End of life with PD

Hi gh1

Not a nice thought and I can confirm that the end with pd makes sad reading. My dad died as a result of PD but I do feel that his end was expedited by the lack of care he received by hospital staff. His eyesight failed and I ( knowing that all was not right ) went to the hospital at off peak time to see my poor dad eating his dinner with his fingers as he could not find the knife and fork and all his meds on the locker in a container. So just make sure that you are around for your mam because she needs someone to look out for this kind of treatment. Lets hope we have someone like you around when it is our turn.


Tulip
tulip rearly sorry to hear about your dads care so annoying when i her stories like that
hi dadio,

glad to c you still on line how things ?


tulip
im ok tulip hows u today
gone quiet
Hi dadio,

I am very well indeed and I hope you are - I am busy with my 17 year old and 14 year old - We are travelling to a final of a Pole Vaulting compt saturday - its all go and I am so glad to be able

I am off out now to a friends house , taking my guitar and tuning up the vocal chords -

Take care

Tulip
is this site real slow or is my parkie kickin in good stile lol
Hi Dadio. Why not come and join us in Cafe 9 on the Social Club site. Ali has the kettle on and breakfast won't be long
My dad died 13 days ago with parkinsons. He was 88 and in a nursing home. He had been there 10 months. It was a lovely home and he died there.
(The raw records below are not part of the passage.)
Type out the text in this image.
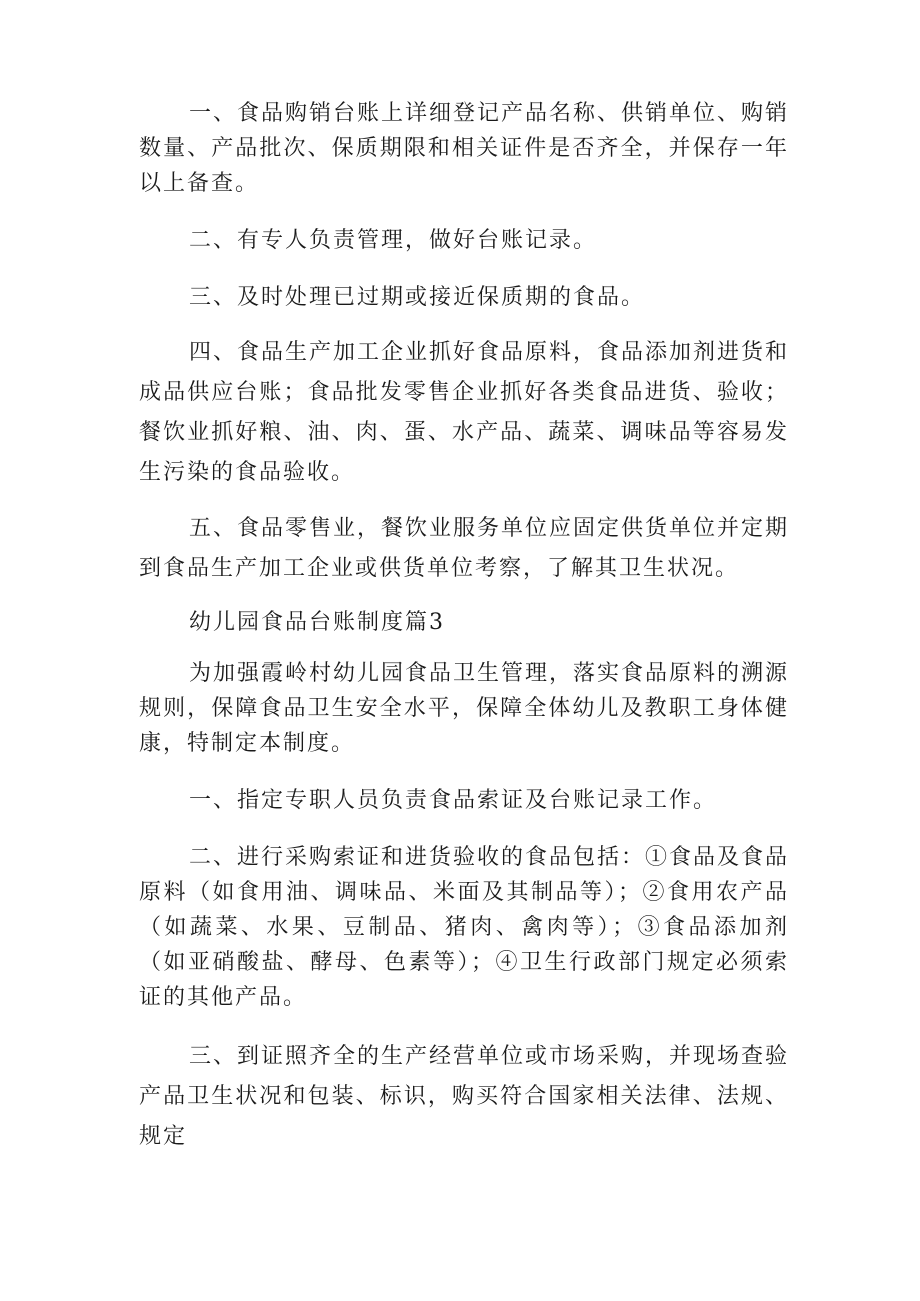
一、食品购销台账上详细登记产品名称、供销单位、购销数量、产品批次、保质期限和相关证件是否齐全，并保存一年以上备查。

二、有专人负责管理，做好台账记录。

三、及时处理已过期或接近保质期的食品。

四、食品生产加工企业抓好食品原料，食品添加剂进货和成品供应台账；食品批发零售企业抓好各类食品进货、验收；餐饮业抓好粮、油、肉、蛋、水产品、蔬菜、调味品等容易发生污染的食品验收。

五、食品零售业，餐饮业服务单位应固定供货单位并定期到食品生产加工企业或供货单位考察，了解其卫生状况。

幼儿园食品台账制度篇3

为加强霞岭村幼儿园食品卫生管理，落实食品原料的溯源规则，保障食品卫生安全水平，保障全体幼儿及教职工身体健康，特制定本制度。

一、指定专职人员负责食品索证及台账记录工作。

二、进行采购索证和进货验收的食品包括：①食品及食品原料（如食用油、调味品、米面及其制品等）；②食用农产品（如蔬菜、水果、豆制品、猪肉、禽肉等）；③食品添加剂（如亚硝酸盐、酵母、色素等）；④卫生行政部门规定必须索证的其他产品。

三、到证照齐全的生产经营单位或市场采购，并现场查验产品卫生状况和包装、标识，购买符合国家相关法律、法规、规定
The nurses could not of given him better care. He slipped into a coma and passed away very peacefully 5 days later.
Sorry to hear your sad news mandypike but heartened to see you posted that your Dad died WITH Parkinsons and not because of it, as a previous post mentioned.

Newbies must be very worried and upset at such posts suggesting that you die from Parkinsons.You die with it NOT from it. Maybe some PD complications add to the later problems, but so do many other problems of later life.
Mandybike

I am really sorry -its cr*p isn't it. Really nice to know that his care was good - and I am sure he knew how much you cared about him.

Give yourself time to grieve - and look after yourself.

gh1
Thankyou Benji and gh1

Dad had a good long life.
Im not to sure what its like for women.

My uncle had PD. His final stages were in the care home where he couldnt move out of a chair. He couldnt talk, and it was even that bad he had "motor neurons" put on his death cert.

For women the symptoms/problems are lesser.My mum has had PD for about 7 or 8 years. When my uncle had it for that long he was at a stage where he was hallucinating, could barely talk, couldnt move out of a chair unless someone helped him. Whereas my mum can get out of a chair (sometimes falling over), talks ok, doesnt hallucinate, knows whats going on
Every PD sufferer is different. We all have different symptoms, time scales and medication. To just say men and women are different is far too simplistic.
Get an interview booked with her consultant asap and ask what the longterm plan and prognosis is. A glucose drip will not be giving her adequate nutrition; what is she having via the nasogastric tube? You may find the medics suggest an indwelling gastric tube for feeding ( put in from the outside via a small incision) as a longterm solution. You should list all the points you want clarified including the useful ones raised by others in this forum. Get clear answers and say if you don't understand. As an exnurse (44 years) I know that many people don't like to ask for clarification.
Good luck and let us know how things go.